Man-made global warming is our friend. According to a study in Nature, the extra CO2 generated by our burning of fossil fuels has postponed the next ice age for at least 100,000 years.
The new research, published in the journal Nature, examined the eight global ice ages over the past 800,000 years and used complex climate models to determine the critical factors that kickstarted the big freezes.
The result was surprisingly simple. A particular combination of lower sunlight at a latitude of 65 deg N, where snow surviving through the summer leads to ice sheets, and low carbon dioxide in the atmosphere was the signal for a new ice age to dawn. The level of sunlight is very predictable as it varies with cyclical changes in the shape of the Earth’s orbit around the Sun and in the tilt of the Earth’s axis, called Milankovitch cycles.
But the level of CO2 has been drastically altered by human activity, rising from 280ppm at the start of the industrial revolution to 400ppm today.

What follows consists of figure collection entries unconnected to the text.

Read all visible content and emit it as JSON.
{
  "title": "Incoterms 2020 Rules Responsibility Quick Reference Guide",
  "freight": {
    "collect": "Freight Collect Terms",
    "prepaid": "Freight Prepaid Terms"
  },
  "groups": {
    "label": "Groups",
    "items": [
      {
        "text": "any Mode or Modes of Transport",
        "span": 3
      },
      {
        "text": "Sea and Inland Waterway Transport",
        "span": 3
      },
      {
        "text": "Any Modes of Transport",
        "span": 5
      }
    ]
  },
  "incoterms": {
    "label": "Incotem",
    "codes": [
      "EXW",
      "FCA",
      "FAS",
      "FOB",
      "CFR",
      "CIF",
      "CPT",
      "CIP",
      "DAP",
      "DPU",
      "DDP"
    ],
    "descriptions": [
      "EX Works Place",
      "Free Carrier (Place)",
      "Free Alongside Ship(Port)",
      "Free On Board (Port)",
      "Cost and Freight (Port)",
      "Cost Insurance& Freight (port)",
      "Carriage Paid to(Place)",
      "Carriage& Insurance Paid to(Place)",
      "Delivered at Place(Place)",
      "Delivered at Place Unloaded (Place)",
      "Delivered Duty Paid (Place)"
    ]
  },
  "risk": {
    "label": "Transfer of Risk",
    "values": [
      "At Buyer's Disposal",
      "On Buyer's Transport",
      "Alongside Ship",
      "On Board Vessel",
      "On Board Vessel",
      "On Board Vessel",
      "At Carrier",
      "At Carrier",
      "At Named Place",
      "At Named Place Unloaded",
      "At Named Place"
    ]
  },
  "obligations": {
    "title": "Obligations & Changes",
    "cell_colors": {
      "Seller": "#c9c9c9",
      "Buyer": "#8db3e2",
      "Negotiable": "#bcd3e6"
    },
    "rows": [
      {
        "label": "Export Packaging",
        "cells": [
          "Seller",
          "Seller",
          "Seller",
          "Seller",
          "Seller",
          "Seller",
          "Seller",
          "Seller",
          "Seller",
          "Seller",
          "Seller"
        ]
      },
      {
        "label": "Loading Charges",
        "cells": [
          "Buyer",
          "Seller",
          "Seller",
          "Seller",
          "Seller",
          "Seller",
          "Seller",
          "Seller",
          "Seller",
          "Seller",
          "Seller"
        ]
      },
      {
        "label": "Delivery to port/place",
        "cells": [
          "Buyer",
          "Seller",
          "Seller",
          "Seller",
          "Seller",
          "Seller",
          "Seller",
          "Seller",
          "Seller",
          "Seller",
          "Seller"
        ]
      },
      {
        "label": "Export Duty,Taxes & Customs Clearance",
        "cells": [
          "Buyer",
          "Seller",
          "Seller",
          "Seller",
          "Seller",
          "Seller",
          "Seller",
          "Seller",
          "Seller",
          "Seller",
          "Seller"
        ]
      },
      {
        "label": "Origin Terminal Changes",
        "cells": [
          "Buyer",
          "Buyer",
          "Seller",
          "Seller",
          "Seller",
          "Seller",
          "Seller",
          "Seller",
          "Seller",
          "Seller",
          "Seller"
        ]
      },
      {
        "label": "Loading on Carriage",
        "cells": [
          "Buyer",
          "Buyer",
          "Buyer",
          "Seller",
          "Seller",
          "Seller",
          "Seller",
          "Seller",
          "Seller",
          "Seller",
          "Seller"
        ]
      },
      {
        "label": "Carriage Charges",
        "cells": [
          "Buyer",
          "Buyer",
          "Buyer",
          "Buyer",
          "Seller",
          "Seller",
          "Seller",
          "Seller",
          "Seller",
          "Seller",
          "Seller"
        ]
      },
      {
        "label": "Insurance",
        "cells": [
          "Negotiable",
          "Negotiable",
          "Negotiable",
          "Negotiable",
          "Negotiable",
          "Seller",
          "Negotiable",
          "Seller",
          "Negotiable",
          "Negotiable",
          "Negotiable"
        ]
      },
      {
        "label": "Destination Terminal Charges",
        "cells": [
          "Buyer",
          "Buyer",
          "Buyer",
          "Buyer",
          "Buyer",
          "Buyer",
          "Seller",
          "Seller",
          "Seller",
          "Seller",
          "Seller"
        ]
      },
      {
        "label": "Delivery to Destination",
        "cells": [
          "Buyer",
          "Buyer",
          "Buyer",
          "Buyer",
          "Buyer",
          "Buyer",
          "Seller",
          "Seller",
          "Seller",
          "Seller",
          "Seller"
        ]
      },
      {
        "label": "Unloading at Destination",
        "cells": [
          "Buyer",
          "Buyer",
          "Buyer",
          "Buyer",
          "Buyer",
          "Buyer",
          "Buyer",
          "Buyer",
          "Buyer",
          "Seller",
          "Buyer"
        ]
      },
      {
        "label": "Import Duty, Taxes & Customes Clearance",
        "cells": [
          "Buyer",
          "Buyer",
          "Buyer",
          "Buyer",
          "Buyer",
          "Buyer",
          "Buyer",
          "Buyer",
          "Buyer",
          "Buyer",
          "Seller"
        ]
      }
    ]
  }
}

The researchers showed that even if carbon emissions are limited to the amount consistent with a 2C rise in temperatures – the internationally agreed goal – there will be enough CO2 in the atmosphere to avoid future ice ages that could have started 50,000 or 90,000 years from now.
Since a new ice age would kill life on earth far more effectively than a few degrees C of global warming, this ought to be good news. Unfortunately the study needs to be taken with a hefty pinch of salt because it’s based on “complex climate models” and emanates from Germany’s fanatically warmist Potsdam Institute, which is ideologically committed to “proving” that CO2 is a significant driver of “climate change” even when most real-world evidence suggests it’s not.
One of the study’s co-authors is none other than Hans Joachim Schellnhuber, the hard left activist who advised the Pope on his eco Encyclical last year and who was responsible for inventing the random and bogus 2° C target so often cited by policymakers to justify more green taxes and regulations.
Schellnhuber says:
“Now human interference is acting as a huge geological force, so this is a defining paper for the Anthropocene idea.”
One of his fellow warmists, Professor Andrew Watson of the University of Exeter, agrees. The Guardian quotes him as saying:
“Humans now effectively control the climate of the planet. If only we were wise enough to be able to use that power responsibly. Unfortunately, I don’t think we’ve reached that level of wisdom yet.”
What neither appears to have appreciated is that if the science of this study is to be taken seriously then it spells disaster for the man-made global warming industry.
The reason we should act now to combat climate change, we’re constantly told by activists, scientists and politicians, is to make sure the world is safe to be enjoyed by “future generations.”
We don’t know much about “future generations” but of one thing we can be pretty sure: they’ll be much more comfortable living in tropics-style heat than they would be under a mile and a half of ice.